Leandro

Personal information
- Full name: Leandro Fonteles de Queiroz
- Date of birth: September 13, 1995 (age 30)
- Place of birth: Manaus, Brazil
- Height: 1.78 m (5 ft 10 in)
- Position: Attacking midfielder

Team information
- Current team: Don Bosco Garelli
- Number: 9

Youth career
- ASA de Amazonia

College career
- Years: Team / Apps / (Gls)
- 2014–2015: Blackurn College / 7 / (4)
- 2015–2016: Talladega College
- 2017–2019: Webber International University / 11 / (5)

Senior career*
- Years: Team / Apps / (Gls)
- 2020–2022: Winter Haven United
- 2022–2023: Hippo FC
- 2023–2024: BCH Lions
- 2024: Don Bosco Garelli / 0 / (0)

= Leandro (footballer, born 1995) =

Brazilian footballer (born 1995)

Leandro Fonteles de Queiroz (born 13 September 1995), also known as Leandro, is a Brazilian former professional footballer who last plays as an attacking midfielder for Don Bosco Garelli of the Philippines Football League.

==Personal life==
Leandro was born in Manaus, Brazil, to parents Renato and Andreia.
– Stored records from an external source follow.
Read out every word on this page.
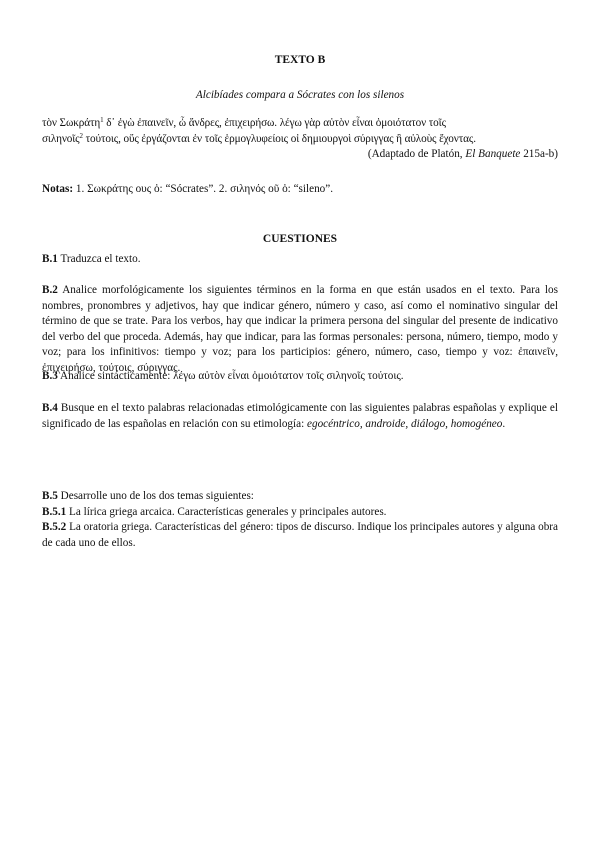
TEXTO B
Alcibíades compara a Sócrates con los silenos
τὸν Σωκράτη$^1$ δ᾽ ἐγὼ ἐπαινεῖν, ὦ ἄνδρες, ἐπιχειρήσω. λέγω γὰρ αὐτὸν εἶναι ὁμοιότατον τοῖς
σιληνοῖς$^2$ τούτοις, οὕς ἐργάζονται ἐν τοῖς ἑρμογλυφείοις οἱ δημιουργοὶ σύριγγας ἢ αὐλοὺς ἔχοντας.
(Adaptado de Platón, El Banquete 215a-b)
Notas: 1. Σωκράτης ους ὁ: “Sócrates”. 2. σιληνός οῦ ὁ: “sileno”.
CUESTIONES
B.1 Traduzca el texto.
B.2 Analice morfológicamente los siguientes términos en la forma en que están usados en el texto. Para los nombres, pronombres y adjetivos, hay que indicar género, número y caso, así como el nominativo singular del término de que se trate. Para los verbos, hay que indicar la primera persona del singular del presente de indicativo del verbo del que proceda. Además, hay que indicar, para las formas personales: persona, número, tiempo, modo y voz; para los infinitivos: tiempo y voz; para los participios: género, número, caso, tiempo y voz: ἐπαινεῖν, ἐπιχειρήσω, τούτοις, σύριγγας.
B.3 Analice sintácticamente: λέγω αὐτὸν εἶναι ὁμοιότατον τοῖς σιληνοῖς τούτοις.
B.4 Busque en el texto palabras relacionadas etimológicamente con las siguientes palabras españolas y explique el significado de las españolas en relación con su etimología: egocéntrico, androide, diálogo, homogéneo.
B.5 Desarrolle uno de los dos temas siguientes:
B.5.1 La lírica griega arcaica. Características generales y principales autores.
B.5.2 La oratoria griega. Características del género: tipos de discurso. Indique los principales autores y alguna obra de cada uno de ellos.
He studied at Pensi-Ponto de Ensino, and played his youth football for ASA de Amazonia.

==Career==
===College career===
After high school, Leandro got a scholarship to study and play football in the United States. He studied in Louisiana State University of Alexandria but first played for Blackurn College in 2014–2015 and racked up 4 goals in 7 matches, and also played for Talladega College in 2015–16. His longest stint came with Webber International University, as he scored 5 goals in 11 matches before graduating in 2019.

===Early pro career===
Leandro signed his first contract with Winter Haven United FC, although his stint was interrupted by the COVID-19 pandemic. In 2022, he accepted an offer from Thailand and played for Hippo FC in the Bangkok Premier League.

===Don Bosco Garelli===
After playing for one season in the Mongolian Premier League with BCH Lions, he signed with Philippine club Don Bosco Garelli as part of their preparations for the 2024 Philippines Football League season.